We did have to get milk at the grocery store – but we were passing the Goodwill store on the way there, and my daughter wanted to stop in, saying that this particular Goodwill outlet often has surprisingly high-quality goods. I’m OK with that – as I’m trying to replace many of the movies I had on VHS with DVD versions, and buying them used at Goodwill, yard sales and through the ‘used’ option on Amazon is the most economical way to go. (It’s a mystery to me, though – how some movies on DVD are available for a dollar or two, and others – of the same popularity, year of release, and everything else – are practically unobtainable.) I found half a dozen movies on my list and a TV series which I thought about before putting it back – and then adding it to my stack. Someone donated a lot of TV series collections, apparently. One of them was Little House on the Prairie – several seasons worth. I liked the books better than the TV series, so gave those sets a miss.

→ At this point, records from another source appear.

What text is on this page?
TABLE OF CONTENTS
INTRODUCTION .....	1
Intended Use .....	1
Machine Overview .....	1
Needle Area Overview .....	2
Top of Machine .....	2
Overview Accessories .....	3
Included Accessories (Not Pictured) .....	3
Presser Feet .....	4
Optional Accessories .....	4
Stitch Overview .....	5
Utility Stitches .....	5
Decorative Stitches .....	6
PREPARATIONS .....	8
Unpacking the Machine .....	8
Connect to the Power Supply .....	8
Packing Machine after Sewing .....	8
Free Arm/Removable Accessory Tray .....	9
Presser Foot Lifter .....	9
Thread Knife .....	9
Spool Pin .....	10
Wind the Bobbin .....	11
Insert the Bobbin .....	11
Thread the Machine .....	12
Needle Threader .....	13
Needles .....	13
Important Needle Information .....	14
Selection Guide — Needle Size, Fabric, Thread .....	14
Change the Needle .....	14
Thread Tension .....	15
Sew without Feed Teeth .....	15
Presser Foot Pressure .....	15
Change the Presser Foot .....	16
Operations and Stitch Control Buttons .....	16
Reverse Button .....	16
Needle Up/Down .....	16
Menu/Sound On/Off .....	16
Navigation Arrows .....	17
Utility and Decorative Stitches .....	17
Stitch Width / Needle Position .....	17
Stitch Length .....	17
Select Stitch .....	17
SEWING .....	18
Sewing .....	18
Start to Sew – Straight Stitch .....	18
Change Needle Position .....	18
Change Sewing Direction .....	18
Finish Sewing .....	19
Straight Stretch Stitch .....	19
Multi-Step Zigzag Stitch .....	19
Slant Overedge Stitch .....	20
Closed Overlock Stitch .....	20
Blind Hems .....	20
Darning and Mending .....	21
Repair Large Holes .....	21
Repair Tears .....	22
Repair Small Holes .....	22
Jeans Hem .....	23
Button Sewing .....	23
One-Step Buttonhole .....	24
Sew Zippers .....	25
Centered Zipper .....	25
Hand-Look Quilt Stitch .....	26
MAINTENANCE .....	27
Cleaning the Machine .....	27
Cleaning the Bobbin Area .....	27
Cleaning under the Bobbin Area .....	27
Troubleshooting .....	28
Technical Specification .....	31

But the one that I took had splendid opening and a rocking soundtrack, so what the heck.

The cashier who checked me out was about eighteen, I think, He asked, “All movies?”

I said, “One TV series – this one.”

“Looks cool … what’s it about?”

“WWII aviation in the South Pacific – the adventures of a Marine squadron known as the Black Sheep.”

“Never heard of it.”

“No, likely you wouldn’t have – but your Mom or your grandmother probably did.”

And that was our post-Thanksgiving in-person Christmas shopping; everything else was done online.

We went to see the Christmas tree lighting in old downtown Bulverde, where the highlight of the evening was Jamie falling out of his Radio Flyer red wagon, landing on his head and opening up the cut on the back of his head that he got the week before on the playground at preschool. He also managed to ninja out of the first bouncy house without either of us seeing him do it. Good thing he was dressed in his Christmas elf costume, and someone else spotted him at the next bouncy house in the circuit just as we realized he wasn’t in the first one. The kid moves fast as greased lighting.

So – on to Christmas. I plan to have the romance “Return to Alder Grove” available on Kindle by Christmas Eve, as a present for you all!